Many years ago I was asked to write an article on my experience with depression. I hesitatingly agreed to do so on the condition I wouldn't have to sign my name. So I was relieved to see it in print, "written by a woman who wishes to remain anonymous."
Twenty years later, something awakened within me as our minister's message on Luke 13 included persons with mental illness as likely being among those seeking Jesus' healing touch. I'm glad I can say my journey with depression over the years has moved from one of fear of being found out to where I can openly acknowledge the fact I have the diagnosis of clinical depression. I am not as worried what people might think or about the stigma of being la-beled different, weak, not capable, not trying hard enough, even not having enough faith.
I now understand my depression is a mental illness, an illness of the brain, just as there is an illness of the heart, lung, muscles, etc. These brain diseases, such a manic depression (bipolar disorder), schizophrenia and clinical depression are caused by biological chemical imbalances. There are often genetic tendencies toward mental illness, as well.
Mental Illness and Community
Dr. John Toews in the book No Longer Alone: Mental Health and the Church (available from Herald Press or through ADNet), says: "We function in both the spiritual and mental realms. No person can be whole in isolation from others, for we were created for relationship. As community, we are called to represent the healing power of Christ.”

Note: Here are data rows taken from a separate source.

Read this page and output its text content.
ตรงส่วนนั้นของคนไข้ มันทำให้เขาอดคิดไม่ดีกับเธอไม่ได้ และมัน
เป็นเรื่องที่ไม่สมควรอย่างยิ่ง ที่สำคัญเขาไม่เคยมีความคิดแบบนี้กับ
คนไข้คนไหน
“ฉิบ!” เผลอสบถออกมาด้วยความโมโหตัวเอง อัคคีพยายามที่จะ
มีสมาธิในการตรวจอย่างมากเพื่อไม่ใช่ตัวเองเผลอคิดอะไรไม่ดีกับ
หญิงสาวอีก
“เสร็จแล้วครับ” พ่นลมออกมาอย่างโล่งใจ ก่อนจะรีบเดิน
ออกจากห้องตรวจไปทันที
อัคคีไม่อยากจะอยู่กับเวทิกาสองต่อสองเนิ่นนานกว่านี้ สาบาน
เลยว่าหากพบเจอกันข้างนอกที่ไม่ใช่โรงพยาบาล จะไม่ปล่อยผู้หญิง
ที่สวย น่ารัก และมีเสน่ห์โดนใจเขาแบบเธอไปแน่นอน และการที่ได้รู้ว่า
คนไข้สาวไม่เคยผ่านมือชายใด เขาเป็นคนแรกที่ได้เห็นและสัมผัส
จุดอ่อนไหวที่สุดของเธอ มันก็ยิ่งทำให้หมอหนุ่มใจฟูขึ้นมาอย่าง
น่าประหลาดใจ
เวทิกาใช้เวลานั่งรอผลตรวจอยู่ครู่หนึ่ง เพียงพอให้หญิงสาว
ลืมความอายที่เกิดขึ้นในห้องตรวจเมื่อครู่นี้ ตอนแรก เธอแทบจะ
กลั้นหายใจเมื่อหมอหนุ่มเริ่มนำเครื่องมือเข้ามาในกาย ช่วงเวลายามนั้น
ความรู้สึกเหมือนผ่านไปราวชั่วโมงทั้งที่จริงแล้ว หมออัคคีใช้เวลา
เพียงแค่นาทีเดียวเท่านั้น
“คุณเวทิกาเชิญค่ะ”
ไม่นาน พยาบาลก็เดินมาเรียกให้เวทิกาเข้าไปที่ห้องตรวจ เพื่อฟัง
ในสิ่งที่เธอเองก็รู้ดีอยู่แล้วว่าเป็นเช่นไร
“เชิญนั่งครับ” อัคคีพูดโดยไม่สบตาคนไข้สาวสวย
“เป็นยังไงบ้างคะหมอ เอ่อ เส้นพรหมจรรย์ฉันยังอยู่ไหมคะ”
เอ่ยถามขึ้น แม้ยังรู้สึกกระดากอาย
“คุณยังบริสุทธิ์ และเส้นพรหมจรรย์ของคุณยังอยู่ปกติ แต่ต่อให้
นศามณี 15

The stigma often associated with mental illness tends to isolate persons from life in community, even the church. How can the community of faith respond to individuals and families dealing with mental illness and overcome this stigma?
1. Examine our attitudes
Unfortunately many persons with mental illness suffer disdain from society, and yes, from close friends and family members. Misconceptions and myths about mental illness persist and give rise to barriers and marginalizing persons with mental illness. As a result, the power of stigma becomes all pervasive. We in the church need to examine our attitudes as well.
2. Practice acceptance
I often suggest that we accept and welcome persons with mental illness in the very same way as persons suffering from a physical illness. And yet it can be difficult when greeting persons who feel ill at ease with themselves as well as with others. Some persons find it difficult to converse while others may talk non-stop or irrationally. Yet, recognizing the reasons for behaviors and practicing acceptance goes a long way.
3. Educate ourselves
Stigma is a negative attitude that causes people to react to the idea of mental illness with fear and judgment. Basic to erasing this fear is to learn the facts! Take some time to educate yourself about mental illness, its causes, symptoms, and resulting behavior. Check with your public or church library for books or videos on mental illness. Contact us at ADNet for suggestions (1-877-214-9838) or visit our website at www.adnetonline.org.
Sometimes folks feel paralyzed, not knowing what to do or how to relate to someone with a mental illness. I felt empowered when I was asked what I would find most helpful. I helped select persons to form a small circle of support around me and helped them understand when I wanted to talk over coffee and when I wanted a quiet walk or ride in the car. Of course, there are times when persons aren't able to identify and communicate what they want or would find helpful. It's usually safe to write a note or send a card. A short phone call to say "I'm thinking of you," or "I’m praying for you" is better than the pain of being ignored!